TSR-022 (TESARO, Waltham, USA) is currently being evaluated as a single agent again in a first-in-human Phase I trial in patients with advanced solid tumors (NCT02817633), which will move on to explore the safety and clinical activity of TSR-022 as a monotherapy as well as in combination with an anti-PD-1 antibody in patients with selected tumor types.

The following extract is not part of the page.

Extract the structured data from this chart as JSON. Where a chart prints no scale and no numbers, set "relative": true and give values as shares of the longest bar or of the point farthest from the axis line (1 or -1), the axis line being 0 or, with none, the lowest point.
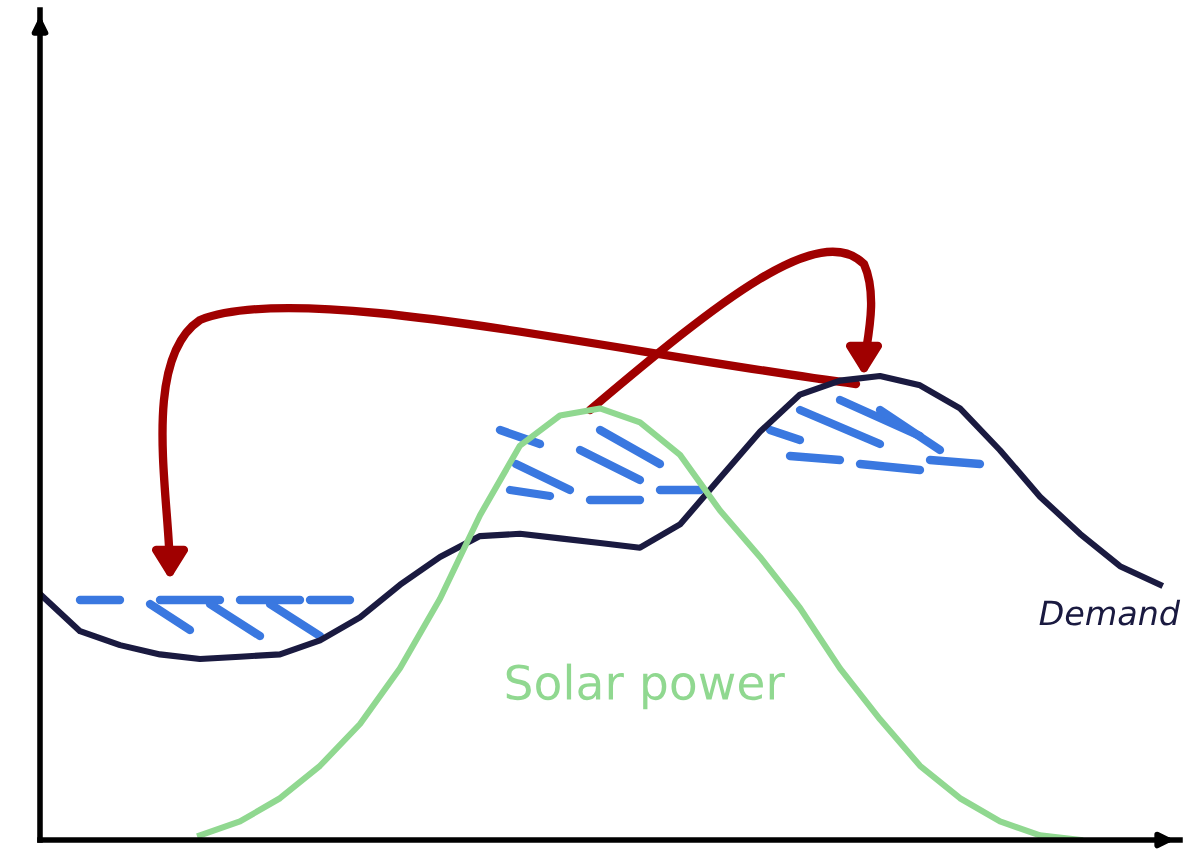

These trials will be watched with great interest for both safety and efficacy readouts, to see if TIM-3 could be the next big thing in immune checkpoint inhibitors.

References and Further Reading on TIM-3:

1. Kobayashi et al. TIM-1 and TIM-4 glycoproteins bind phosphatidylserine and mediate uptake of apoptotic cells. Immunity. 2007;27(6):927-40.
2. DeKruyff et al. T cell/transmembrane, Ig, and mucin-3 allelic variants differentially recognize phosphatidylserine and mediate phagocytosis of apoptotic cells. J Immunol. 2010;184(4):1918-30.
3. Schlegel, Williamson . Phosphatidylserine, a death knell. Cell Death Differ. 2001;8(6):551-63.
4. Ravichandran. Beginnings of a good apoptotic meal: the find-me and eat-me signaling pathways. Immunity. 2011;35(4):445-55.
5. Fourcade, et al. Upregulation of Tim-3 and PD-1 expression is associated with tumor antigen-specific CD8+ T cell dysfunction in melanoma patients. J Exp Med. 2010;207(10):2175-86.
6. Gao et al. TIM-3 expression characterizes regulatory T cells in tumor tissues and is associated with lung cancer progression. PLOS One. 2012;7(2):e30676.
7. Sakuishi et al. Targeting Tim-3 and PD-1 pathways to reverse T cell exhaustion and restore anti-tumor immunity. J Exp Med. 2010;207(10):2187-94.
8. Nirschl et al. Molecular pathways: coexpression of immune checkpoint molecules: signaling pathways and implications for cancer immunotherapy. Clin Cancer Res 2013;19:4917e34.
9. Ngiow et al. Prospects for TIM-3-targeted antitumour immunotherapy. Cancer Res 2011;71:6567e71.